1. Every major medical device company wants a robotIntuitive Surgical (NSDQ:ISRG) remains the dominant robot-assisted surgery company. Other major companies are getting into the game, though, especially in the orthopedic surgery space.
More than five years after spending $1.7 billion to acquire Mako Surgical, Stryker is leading the way bringing robot-assisted surgery to the orthopedic space. Big competitors including Johnson & Johnson’s DePuy Synthes business, Zimmer Biomet and Smith & Nephew have either launched or are preparing to launch their own robots.
In December 2018, Medtronic closed on its $1.7 billion purchase of Mazor Robotics and its robot-assisted surgery platform for the spine. A month later, Medtronic launched its Mazor X Stealth robotic-assisted spinal surgical platform in the U.S.
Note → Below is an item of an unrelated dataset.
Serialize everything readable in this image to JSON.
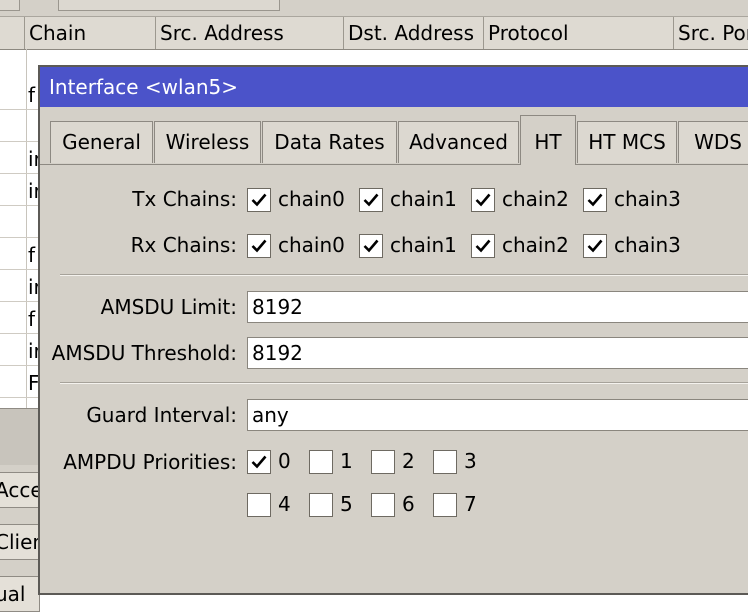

Intuitive Surgical meanwhile is now in the first phase of launching its da Vinci SP robot for single-port surgery. The robot’s tube is about an inch wide and delivers fully articulating instruments: three that can manipulate things and one that’s a steerable endoscope.
“We design instruments and accessories to enable repeatable, high-quality surgeries that are efficient and cost-effective relating to total cost to treat,” Intuitive Surgical CEO Gary Guthart said in a July 18 earnings call, transcribed by Seeking Alpha.